Making the most of your scenes

I had a minor revelation about a scene I've been working on. It's a basic scene of dialogue between my 16 y.o. main character, Megan, and the boy she's interested in.

I already knew the purpose of the scene; that's something I think about in the plotting phase and often document in the scene-by-scene notes. I'm a firm believer in the idea that every scene can and should serve multiple purposes. For example, the main purpose of this scene was to give the two characters a chance to get to know each other better. However, I was also using it to do some second-hand character building of the third main character--the boy was going to reveal some information to Megan that would give her a bit of a short cut on getting to know this third character.

Now, this is a pretty rudimentary example of the whole multiple-purpose scene thing. Presumably, everyone's characters are discussing something more relevant to the story than the weather in their dialogue scenes, so they're probably imparting information to readers about other events or characters in the story just as I'm doing in the example above.

However, I had stopped there with my intentions for the scene.
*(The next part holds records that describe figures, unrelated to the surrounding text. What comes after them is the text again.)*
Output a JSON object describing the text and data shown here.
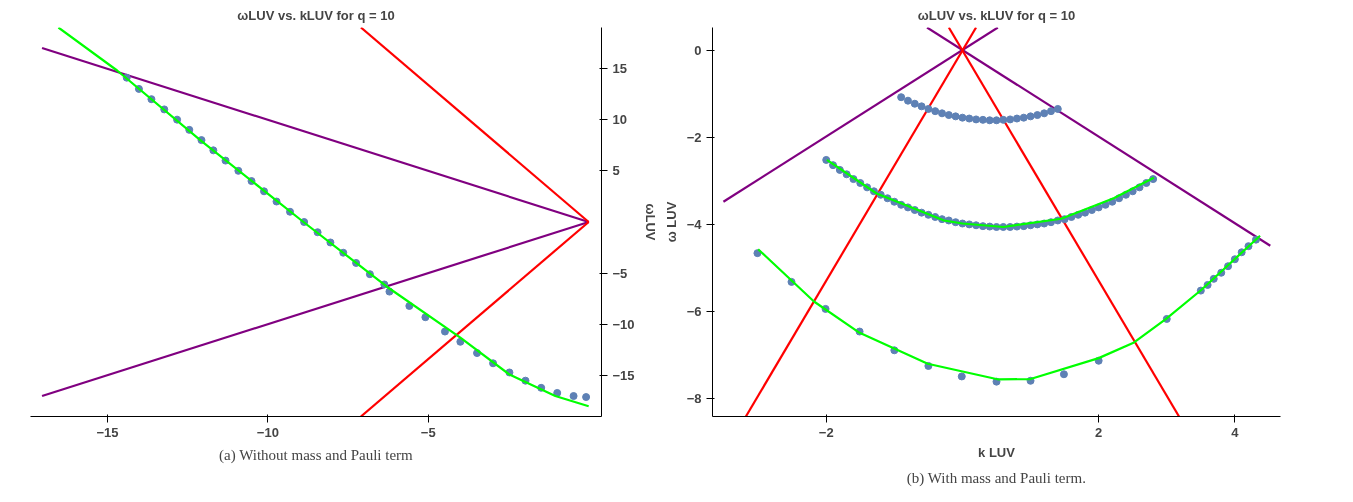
{
  "chart_data": [
    {
      "type": "line",
      "title": "ωLUV vs. kLUV for q = 10",
      "ylabel": "ωLUV",
      "xlim": [
        -17.4,
        0.4
      ],
      "ylim": [
        -19,
        19
      ],
      "xticks": [
        -15,
        -10,
        -5
      ],
      "yticks": [
        -15,
        -10,
        -5,
        5,
        10,
        15
      ],
      "grid": false,
      "annotations": [
        "(a) Without mass and Pauli term"
      ],
      "series": [
        {
          "type": "line",
          "color": "#800080",
          "x": [
            -17.04,
            0
          ],
          "values": [
            17.0,
            0
          ]
        },
        {
          "type": "line",
          "color": "#800080",
          "x": [
            -17.04,
            0
          ],
          "values": [
            -17.0,
            0
          ]
        },
        {
          "type": "line",
          "color": "#ff0000",
          "x": [
            -7.1,
            0
          ],
          "values": [
            19,
            0
          ]
        },
        {
          "type": "line",
          "color": "#ff0000",
          "x": [
            -7.1,
            0
          ],
          "values": [
            -19,
            0
          ]
        },
        {
          "type": "scatter",
          "marker": "circle",
          "color": "#5e81b5",
          "x": [
            -14.4,
            -14.02,
            -13.63,
            -13.23,
            -12.83,
            -12.45,
            -12.07,
            -11.7,
            -11.32,
            -10.92,
            -10.51,
            -10.12,
            -9.73,
            -9.31,
            -8.87,
            -8.45,
            -8.05,
            -7.65,
            -7.25,
            -6.82,
            -6.37,
            -6.21,
            -5.59,
            -5.09,
            -4.48,
            -4.0,
            -3.48,
            -2.98,
            -2.47,
            -1.97,
            -1.48,
            -0.98,
            -0.47,
            -0.08
          ],
          "values": [
            14.1,
            13.0,
            12.0,
            11.0,
            10.0,
            9.0,
            8.0,
            7.0,
            6.0,
            5.0,
            4.0,
            3.0,
            2.0,
            1.0,
            0,
            -1.0,
            -2.0,
            -3.0,
            -4.0,
            -5.1,
            -6.1,
            -6.8,
            -8.2,
            -9.3,
            -10.7,
            -11.7,
            -12.8,
            -13.8,
            -14.7,
            -15.5,
            -16.2,
            -16.7,
            -17.0,
            -17.1
          ]
        },
        {
          "type": "line",
          "color": "#00ff00",
          "x": [
            -16.53,
            -14.7,
            -12.07,
            -8.89,
            -6.3,
            -4.0,
            -2.47,
            -1.04,
            0
          ],
          "values": [
            19.0,
            14.8,
            7.9,
            0,
            -6.3,
            -11.3,
            -14.9,
            -17.0,
            -18.0
          ]
        }
      ]
    },
    {
      "type": "line",
      "title": "ωLUV vs. kLUV for q = 10",
      "xlabel": "k LUV",
      "ylabel": "ω LUV",
      "xlim": [
        -3.67,
        4.67
      ],
      "ylim": [
        -8.41,
        0.52
      ],
      "xticks": [
        -2,
        2,
        4
      ],
      "yticks": [
        -8,
        -6,
        -4,
        -2,
        0
      ],
      "grid": false,
      "annotations": [
        "(b) With mass and Pauli term."
      ],
      "series": [
        {
          "type": "line",
          "color": "#800080",
          "x": [
            -3.51,
            0.52
          ],
          "values": [
            -3.48,
            0.52
          ]
        },
        {
          "type": "line",
          "color": "#800080",
          "x": [
            -0.52,
            4.52
          ],
          "values": [
            0.52,
            -4.49
          ]
        },
        {
          "type": "line",
          "color": "#ff0000",
          "x": [
            -3.18,
            0.2
          ],
          "values": [
            -8.41,
            0.52
          ]
        },
        {
          "type": "line",
          "color": "#ff0000",
          "x": [
            -0.2,
            3.18
          ],
          "values": [
            0.52,
            -8.41
          ]
        },
        {
          "type": "scatter",
          "marker": "circle",
          "color": "#5e81b5",
          "x": [
            -0.9,
            -0.8,
            -0.7,
            -0.6,
            -0.5,
            -0.4,
            -0.3,
            -0.2,
            -0.1,
            0,
            0.1,
            0.2,
            0.3,
            0.4,
            0.5,
            0.6,
            0.7,
            0.8,
            0.9,
            1.0,
            1.1,
            1.2,
            1.3,
            1.4
          ],
          "values": [
            -1.08,
            -1.16,
            -1.23,
            -1.29,
            -1.35,
            -1.4,
            -1.45,
            -1.49,
            -1.52,
            -1.55,
            -1.57,
            -1.59,
            -1.6,
            -1.61,
            -1.61,
            -1.6,
            -1.59,
            -1.57,
            -1.55,
            -1.52,
            -1.49,
            -1.45,
            -1.4,
            -1.35
          ]
        },
        {
          "type": "scatter",
          "marker": "circle",
          "color": "#5e81b5",
          "x": [
            -2.0,
            -1.9,
            -1.8,
            -1.7,
            -1.6,
            -1.5,
            -1.4,
            -1.3,
            -1.2,
            -1.1,
            -1.0,
            -0.9,
            -0.8,
            -0.7,
            -0.6,
            -0.5,
            -0.4,
            -0.3,
            -0.2,
            -0.1,
            0,
            0.1,
            0.2,
            0.3,
            0.4,
            0.5,
            0.6,
            0.7,
            0.8,
            0.9,
            1.0,
            1.1,
            1.2,
            1.3,
            1.4,
            1.5,
            1.6,
            1.7,
            1.8,
            1.9,
            2.0,
            2.1,
            2.2,
            2.3,
            2.4,
            2.5,
            2.6,
            2.7,
            2.8
          ],
          "values": [
            -2.52,
            -2.64,
            -2.75,
            -2.85,
            -2.96,
            -3.05,
            -3.15,
            -3.24,
            -3.32,
            -3.4,
            -3.48,
            -3.55,
            -3.61,
            -3.67,
            -3.73,
            -3.78,
            -3.83,
            -3.88,
            -3.91,
            -3.95,
            -3.98,
            -4.0,
            -4.02,
            -4.04,
            -4.05,
            -4.06,
            -4.06,
            -4.06,
            -4.05,
            -4.04,
            -4.02,
            -4.0,
            -3.98,
            -3.95,
            -3.91,
            -3.88,
            -3.83,
            -3.78,
            -3.73,
            -3.67,
            -3.61,
            -3.55,
            -3.48,
            -3.4,
            -3.32,
            -3.24,
            -3.15,
            -3.05,
            -2.96
          ]
        },
        {
          "type": "scatter",
          "marker": "circle",
          "color": "#5e81b5",
          "x": [
            -3.01,
            -2.51,
            -2.01,
            -1.51,
            -1.0,
            -0.5,
            -0.01,
            0.5,
            1.0,
            1.49,
            2.0,
            3.0,
            3.5,
            3.6,
            3.69,
            3.8,
            3.9,
            4.0,
            4.1,
            4.2,
            4.31
          ],
          "values": [
            -4.66,
            -5.32,
            -5.94,
            -6.46,
            -6.89,
            -7.25,
            -7.49,
            -7.61,
            -7.59,
            -7.44,
            -7.13,
            -6.17,
            -5.52,
            -5.39,
            -5.25,
            -5.11,
            -4.96,
            -4.8,
            -4.64,
            -4.5,
            -4.35
          ]
        },
        {
          "type": "line",
          "color": "#00ff00",
          "x": [
            -1.99,
            -1.26,
            -0.27,
            0,
            0.6,
            1.45,
            2.22,
            2.81
          ],
          "values": [
            -2.52,
            -3.29,
            -3.91,
            -3.98,
            -4.06,
            -3.87,
            -3.4,
            -2.93
          ]
        },
        {
          "type": "line",
          "color": "#00ff00",
          "x": [
            -3.0,
            -2.18,
            -1.51,
            -0.51,
            0.53,
            1.0,
            2.0,
            2.52,
            2.99,
            3.51,
            4.37
          ],
          "values": [
            -4.57,
            -5.77,
            -6.49,
            -7.2,
            -7.56,
            -7.55,
            -7.07,
            -6.71,
            -6.17,
            -5.5,
            -4.26
          ]
        }
      ]
    }
  ]
}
I was prepared to have the dialogue be sort of fun and lighthearted - a chance for the reader to start to fall in love with the boy, as well as Megan. Which would be fine.

But then I thought again about the purpose of the scene. About its potential. About Megan's relationship to this boy and his to her and why they would eventually be drawn to each other. It certainly isn't because of the boy's witty banter, though that doesn't hurt. That's when I realized that I had to underscore their conversation with that reason (no spoilers! haha). I gave it some thought and discovered that I could take a different angle with the conversation and--from this very early dialogue--start laying the groundwork for the reason why the boy will be drawn to Megan instead of other girls and she to him.

Now my scene has even more purpose. My plot should be stronger for this. On page 200, readers should be able to look back to page 30 and see that the seeds were planted long ago for the long awaited "ta-daaaa!" in their relationship.

This is a very basic example of how you can layer purpose into a scene, but it's very current so I thought I'd share. Does anyone else do this consciously?